Mira primero a tu alrededor
En qué fijarse
- Figura de bronce del monje
- Flores y ofrendas
- Carretera de montaña
La historia del lugar
Al pie de Doi Suthep, el monumento de bronce se alza donde parte de la ciudad la carretera de montaña hacia Wat Phra That Doi Suthep. Las autoridades provinciales lo instalaron en mil novecientos sesenta y tres. Los once kilómetros y medio de esta carretera fueron primero de tierra; después se ensancharon, se asfaltaron y se llevó hasta aquí la electricidad. Las flores yacen a los pies de la figura, y junto a ella la carretera asciende por la montaña y sigue llevando al santuario a peregrinos y conductores.
Ante la figura de bronce de Khruba Sriwichai —un venerado monje del norte que impulsó la carretera hacia Wat Phra That Doi Suthep—, la gente deja flores y ofrendas antes de subir a la montaña. «Khruba» es la forma de tratamiento habitual en el norte de Tailandia para un monje maestro. A Sriwichai lo llamaban el santo de Lanna, la región histórica alrededor de Chiang Mai. Aquí, este nombre se vincula a un acto muy concreto: la carretera comienza donde él mismo empezó a construirla.

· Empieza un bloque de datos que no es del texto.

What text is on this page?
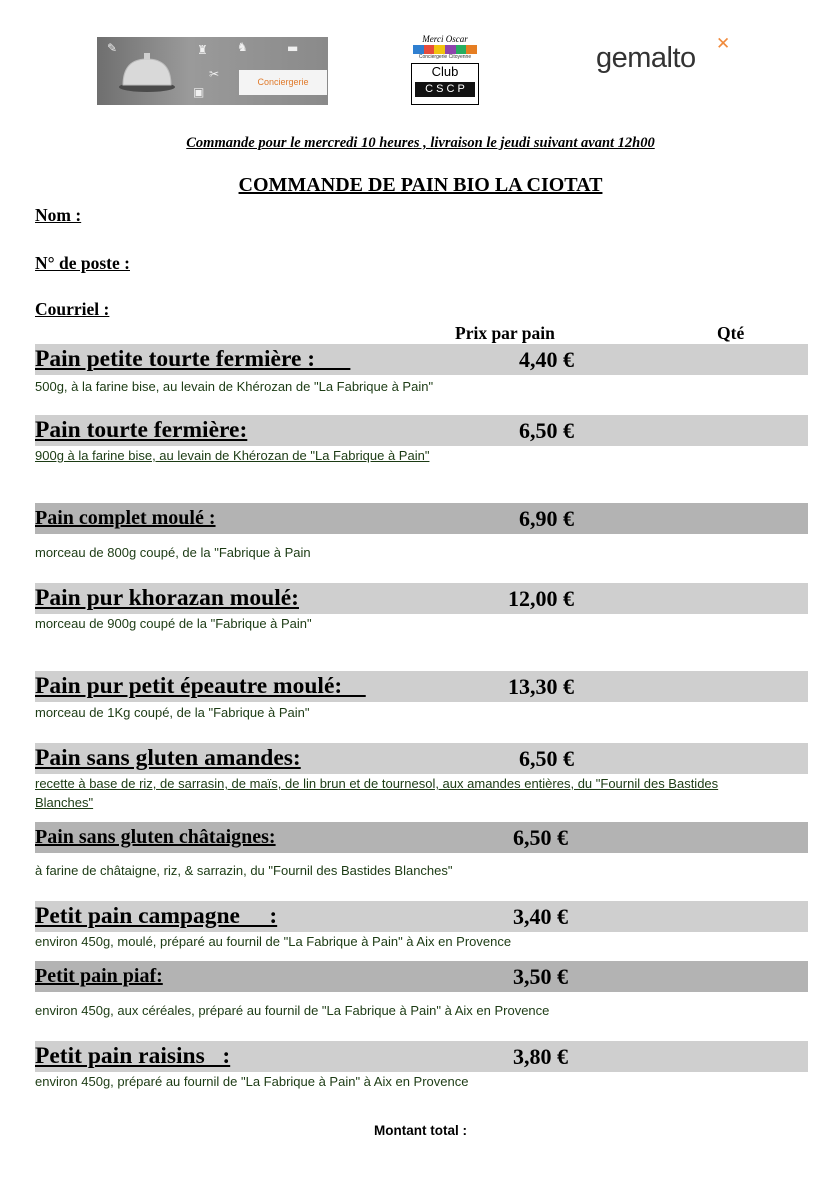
✎	♜ ♞	▬
✂
▣
Conciergerie
Merci Oscar
Conciergerie Citoyenne
Club
C S C P
gemalto ✕
Commande pour le mercredi 10 heures , livraison le jeudi suivant avant 12h00
COMMANDE DE PAIN BIO LA CIOTAT
Nom :
N° de poste :
Courriel :
Prix par pain	Qté
Pain petite tourte fermière :	4,40 €
500g, à la farine bise, au levain de Khérozan de "La Fabrique à Pain"
Pain tourte fermière:	6,50 €
900g à la farine bise, au levain de Khérozan de "La Fabrique à Pain"
Pain complet moulé :	6,90 €
morceau de 800g coupé, de la "Fabrique à Pain
Pain pur khorazan moulé:	12,00 €
morceau de 900g coupé de la "Fabrique à Pain"
Pain pur petit épeautre moulé:	13,30 €
morceau de 1Kg coupé, de la "Fabrique à Pain"
Pain sans gluten amandes:	6,50 €
recette à base de riz, de sarrasin, de maïs, de lin brun et de tournesol, aux amandes entières, du "Fournil des Bastides Blanches"
Pain sans gluten châtaignes:	6,50 €
à farine de châtaigne, riz, & sarrazin, du "Fournil des Bastides Blanches"
Petit pain campagne     :	3,40 €
environ 450g, moulé, préparé au fournil de "La Fabrique à Pain" à Aix en Provence
Petit pain piaf:	3,50 €
environ 450g, aux céréales, préparé au fournil de "La Fabrique à Pain" à Aix en Provence
Petit pain raisins   :	3,80 €
environ 450g, préparé au fournil de "La Fabrique à Pain" à Aix en Provence
Montant total :
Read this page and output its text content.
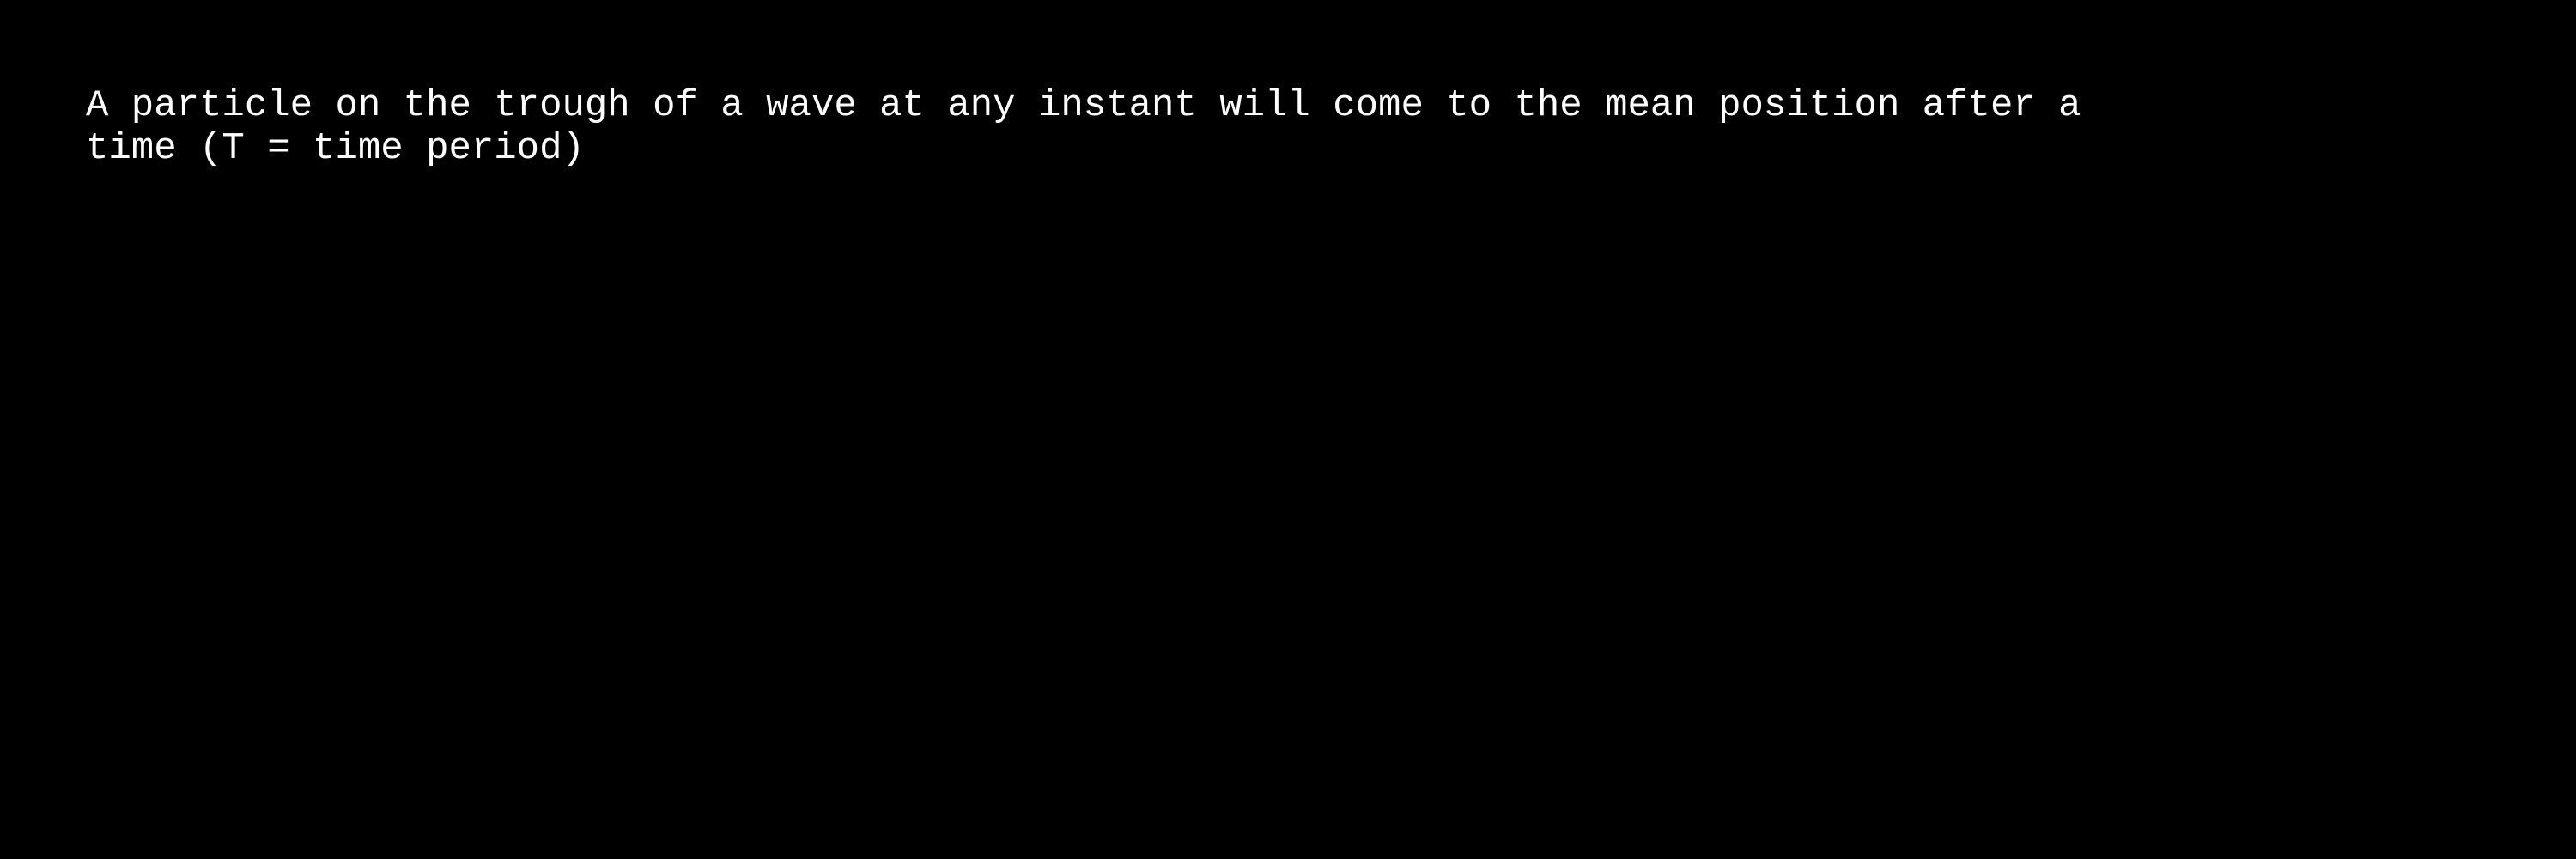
A particle on the trough of a wave at any instant will come to the mean position after a
time (T = time period)
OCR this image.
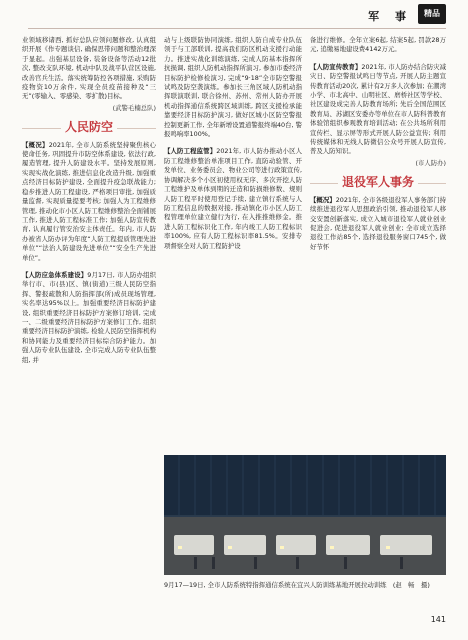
军 事	精品

业领域移诸西, 抓好总队应领问题修改, 认真组织开展《作专题谈信, 确保思带问题和整治理深于显起。出强基层设备, 装备设备等活动12批次, 整改支队环境, 机动中队及战平队营区设施, 改善官兵生活。落实统筹防控各项措施, 采购防疫物资10万余件, 实现全员疫苗接种及“三无”(零输入、零感染、零扩散)目标。

(武警毛楠总队)

人民防空

【概况】2021年, 全市人防系统坚持聚焦核心使命任务, 巩固提升市防空体系建设, 依法行政, 履造管理, 提升人防建设水平。坚持发展原则, 实现实战化演练, 推进信息化改造升级, 加强重点经济目标防护建设, 全面提升疫急联战能力; 稳步推进人防工程建设, 严格项目审批, 加强质量监督, 实现质量提要考核; 加强人为工程维修管理, 推动化市小区人防工程维修整治全面铺展工作, 推进人防工程标准工作; 加强人防宣传教育, 认真履行管安治安主体责任。年内, 市人防办被省人防办评为年度“人防工程提质管理先进单位”“法治人防建设先进单位”“安全生产先进单位”。

【人防应急体系建设】9月17日, 市人防办组织举行市、市(县)区、镇(街道)三级人民防空指挥、警报疏散和人防指挥部(所)成员现场管理, 实名率达95%以上。加强重要经济目标防护建设, 组织重要经济目标防护方案修订培训, 完成一、二级重要经济目标防护方案修订工作, 组织重要经济目标防护演练, 检验人民防空指挥机构和协同能力及重要经济目标综合防护能力。加强人防专业队伍建设, 全市完成人防专业队伍整组, 并

动与上级联防协同演练, 组织人防自成专业队伍领于与工部联训, 提高我们防区机动支援行动能力。推进实战化训练演练, 完成人防基本指挥所抗损调, 组织人防机动指挥所演习, 参加市委经济目标防护检修检演习, 完成“9·18”全市防空警报试鸣及防空袭演练。参加长三角区域人防机动指挥联演联训, 联合徐州、苏州、常州人防办开展机动指挥通信系统跨区域训练, 跨区支援检承能靠要经济目标防护演习, 做好区城小区防空警报控制更新工作, 全年新增设置道警报终端40台, 警报鸣响率100%。

【人防工程监管】2021年, 市人防办推动小区人防工程维修整治单准项目工作, 直防动验管、开发单位、业务委员会、物业公司等进行政策宣传, 协调解决多个小区初使用权无序、多次开挖人防工程维护及单体到期的迁造和防损维修数、规则人防工程平时使用登记手续, 建立镇行系统与人防工程信息的数据对接, 推动镇化市小区人防工程管理单位建立健行为行, 在入推推维修金。推进人防工程标识化工作, 年内竣工人防工程标识率100%, 应有人防工程标识率81.5%。安排专项督察全对人防工程防护设

备进行维修。全年立案6起, 结案5起, 罚款28万元, 追缴易地建设费4142万元。

【人防宣传教育】2021年, 市人防办结合防灾减灾日、防空警报试鸣日等节点, 开展人防主题宣传教育活动20次, 累计有2万多人次参加; 在潮湾小学、市北高中、山明社区、磨桥社区等学校、社区建设成完善人防教育场所; 先后全国范围区教育局、苏湖区安委办等单位在市人防科普教育体验馆组织参观教育培训活动; 在公共场所利用宣传栏、显示屏等形式开展人防公益宣传; 利用传统媒体和无线人防微信公众号开展人防宣传, 普及人防知识。

(市人防办)

退役军人事务

【概况】2021年, 全市各级退役军人事务部门持续推进退役军人思想政治引领, 推动退役军人移交安置创新落实, 成立入城市退役军人就业创业促进会, 促进退役军人就业创业; 全市成立选择退役工作站85个, 选择退役服务窗口745个, 做好节怀

9月17—19日, 全市人防系统特指挥通信系统在宜兴人防训练基地开展拉动训练　(赵　畅　摄)
141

A comienzos de los años treinta del siglo veinte, se subía a Wat Phra That Doi Suthep a pie por senderos de montaña. Los peregrinos adinerados podían ir en elefante o a caballo, o contratar porteadores. Luang Si Prakhat, el primer diputado de Chiang Mai, quería llevar electricidad al santuario y acudió a Sriwichai en busca de ayuda. El monje propuso construir primero una carretera: así sería más fácil transportar los postes, los cables y el equipo.
Sriwichai no tenía una administración de carreteras, vehículos ni presupuesto estatal. Vivía de las limosnas monásticas y restauraba los templos con donaciones y el trabajo de sus seguidores. Esta vez arriesgaba lo único que le permitió emprender una obra enorme sin dinero: la confianza en su nombre.
El nueve de noviembre de mil novecientos treinta y cuatro, la gente empezó a cavar aquí, al pie de la montaña. La noticia se extendió por las provincias del norte. Campesinos y habitantes de las montañas llegaban con sus propias azadas, palas y cestas para la tierra. Hubo más voluntarios de los necesarios. Sriwichai asignó primero a cada aldea diez wa —unos veinte metros de carretera—, y después redujo los tramos a dos o tres wa para que todos los recién llegados tuvieran trabajo.
En cinco meses y veintidós días construyeron once kilómetros y medio de carretera de tierra. El treinta de abril de mil novecientos treinta y cinco, un automóvil subió por ella por primera vez. Más tarde, la carretera fue ensanchada, asfaltada y dotada de electricidad, exactamente en el orden que había propuesto Sriwichai.
La construcción tuvo para él una consecuencia grave. La dirección de la comunidad budista en Bangkok ya acusaba al monje de realizar ordenaciones y dirigir templos según las antiguas costumbres de Lanna, sin pedir permiso al centro. Durante las obras de la carretera, decenas de monasterios del norte decidieron pasar a estar bajo su dirección; unos noventa templos respaldaron este movimiento. A finales de mil novecientos treinta y cinco, Sriwichai fue llevado a Bangkok y retenido durante más de seis meses en Wat Benchamabophit. Obligaron a sus seguidores a renunciar a los documentos monásticos que él les había expedido, y al propio Sriwichai, a firmar el compromiso de obedecer las normas generales y obtener permiso para nuevas construcciones. Ya no podía reunir por sí solo a la gente para obras de este tipo.
En mil novecientos sesenta y tres, las autoridades provinciales instalaron su figura de bronce junto al lugar donde comenzó la carretera. Hoy, peregrinos y conductores siguen deteniéndose aquí antes del ascenso. A los pies de Sriwichai yacen ofrendas, y junto a ellas asciende la carretera de Khruba Sriwichai, continuación de aquellos cortos tramos que hubo que repartir entre los voluntarios que habían acudido de más.
Información práctica
Acceso ininterrumpido, gratuito
Comprobado: 28 de junio de 2026. Comprueba la fuente oficial antes de visitar.Junto al monumento se sigue rezando y dejando ofrendas; manténgase en silencio, no obstruya el acceso ni toque las ofrendas.